Other critical environment variables for SM120 stability:
– OMP_NUM_THREADS=6 (not 24, avoids oversubscription with TP=4)
– CUDA_DEVICE_MAX_CONNECTIONS=32
– PYTORCH_CUDA_ALLOC_CONF=expandable_segments:True
– Driver 595+ from the NVIDIA CUDA repo (sudo apt install nvidia-open)
Why This Matters for Workstation AI
NVIDIA’s decision to ship workstation Blackwell with less than half the SMEM of datacenter parts isn’t just a product segmentation strategy, it’s a fundamental compatibility break. The NVIDIA-supported optimization tools ecosystem largely assumes datacenter memory budgets, leaving workstation users to discover these constraints through cryptic CUTLASS errors and failed autotuning.
The FlashInfer PR #2786 (and related CUTLASS issue #3096) represents more than a performance tweak, it’s a necessary compatibility layer for anyone running quantized MoE models on consumer or workstation Blackwell hardware.

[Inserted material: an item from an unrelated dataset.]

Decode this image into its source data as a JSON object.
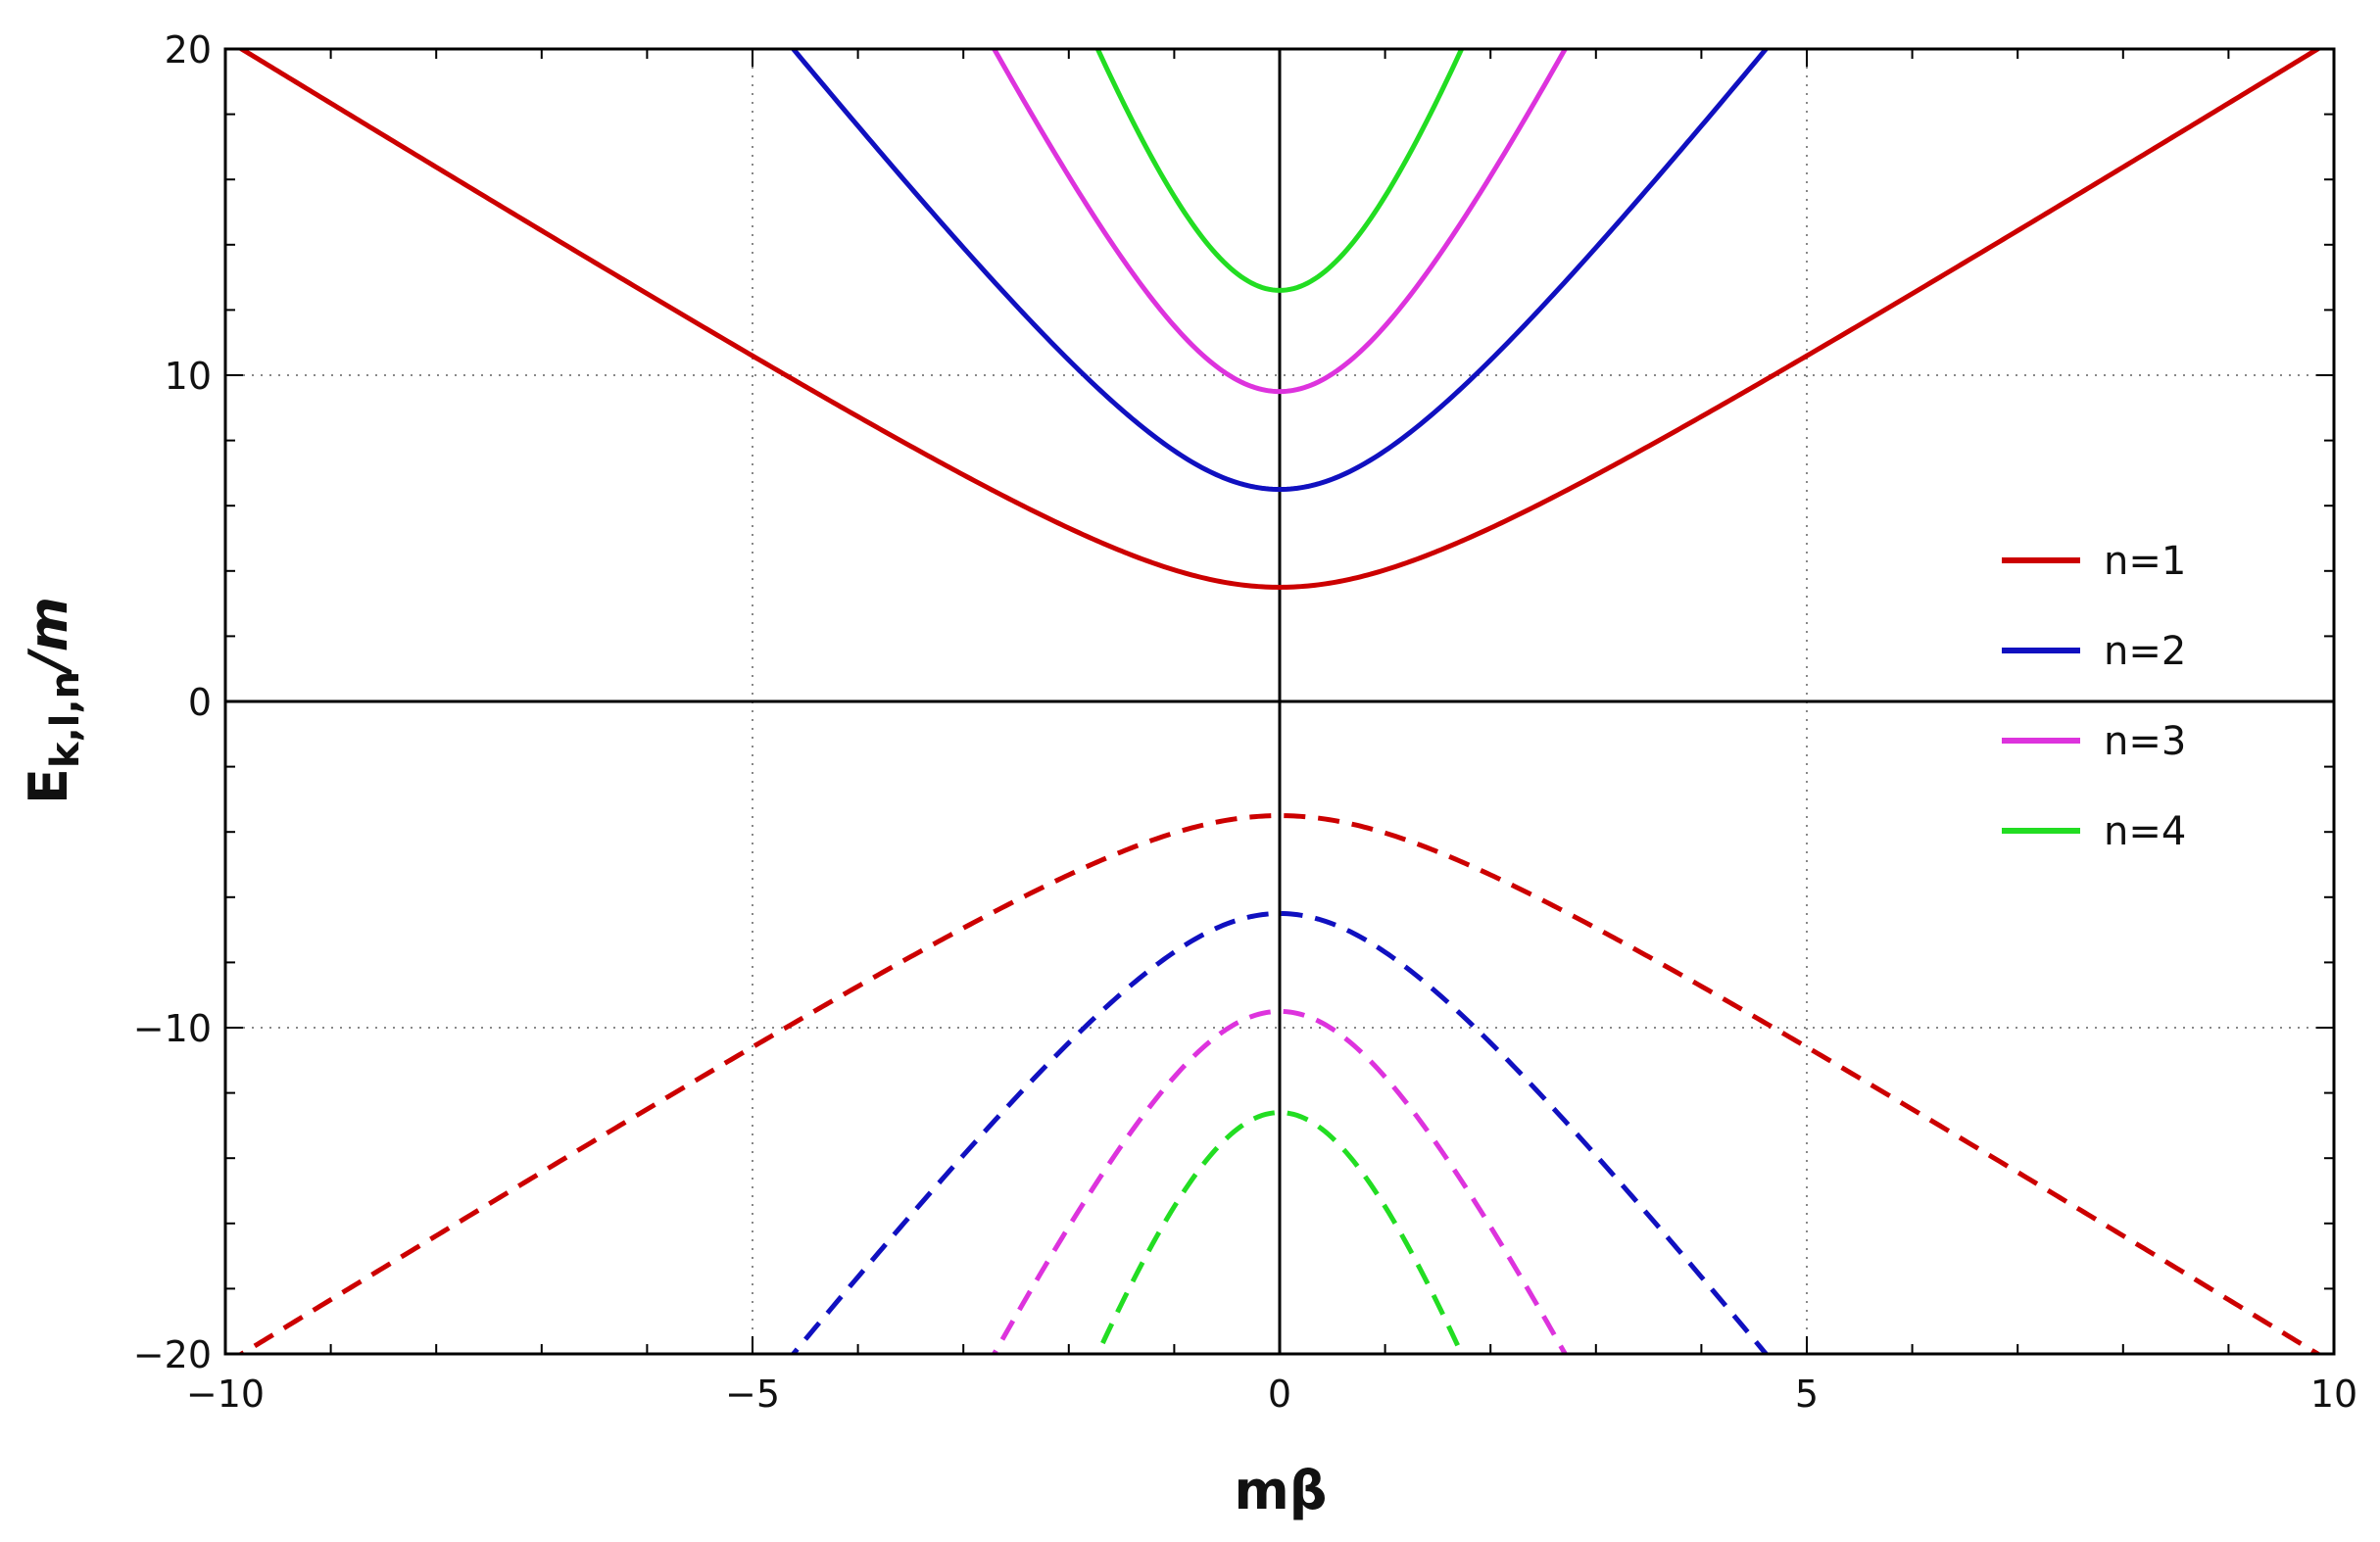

Without it, models like Qwen3.5-397B and DeepSeek-V3 remain effectively broken on RTX PRO 6000 and RTX 5090 GPUs, regardless of how much VRAM you have.
For developers building local AI infrastructure, this patch validates a critical assumption: workstation hardware can achieve datacenter-class throughput on modern MoE architectures, provided you’re willing to rebuild the kernel stack around the 99KB constraint. The 20-25% raw performance gain is nice, but the real win is functional compatibility, finally being able to use the hardware you paid for without falling back to CPU-offloaded fallback kernels.
The upstream fix is currently under review. Until it lands in mainline FlashInfer, the custom K=64 kernel remains the only path to unlock Blackwell’s full potential on workstation GPUs.